Google is putting $175 million toward bolstering black-owned businesses as the internet company vows to make changes on racial equity within its own ranks.
The tech giant announced on Wednesday that it plans to spend $100 million to fund black-owned startups and organizations supporting black entrepreneurs. Another $50 million will be directed to grants for small businesses within the black community, while additional funds will be spent on job training and education access for black communities.
Included in the pledge is a virtual startup accelerator aimed at black founders. Google's pledge comes after protests spread across the country in support of racial equality in the aftermath of George Floyd's death at the hands of Minneapolis police officers. Some of the nation's biggest companies, such as Nike and Microsoft, are pledging solidarity with their black employees as well as the broader African American community, although they have also been criticized for a lack of diversity.
"Listening to the personal accounts of members of our Black Leadership Advisory Group and our Black+ Googlers has only reinforced for me the reality our black communities face: one where systemic racism permeates every aspect of life, from interactions with law enforcement, to access to housing and capital, to health care, education, and the workplace," CEO Sundar Pichai said in a company letter.
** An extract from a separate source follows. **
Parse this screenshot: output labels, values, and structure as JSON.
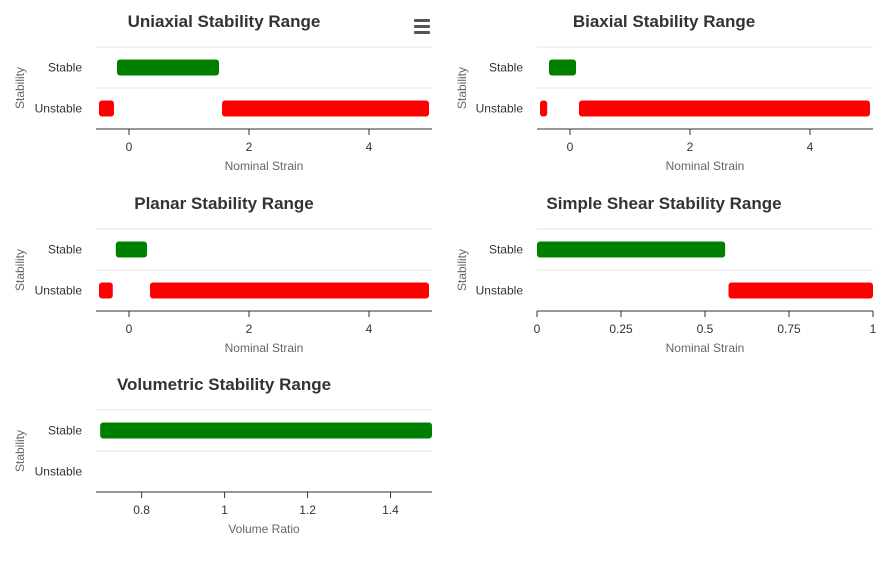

Pichai also pledged to boost representation of people of color within Google's own ranks. Less than 4% of the company's workforce is black, according to its latest diversity report. (Latinx people make up less than 6%, while Native Americans are less than 1%). The figures are even lower within Google's leadership ranks, which are 2.6% black, 3.7% Latinx and 0.5% Native American. Google's diversity numbers have barely budged since the company first released them publicly six years ago.
To improve them, Google will post senior leadership roles externally, as well as "increase our investments in places such as Atlanta, Washington, D.C., Chicago, and London," Pichai said, pledging that the leadership numbers will be 30% better within five years.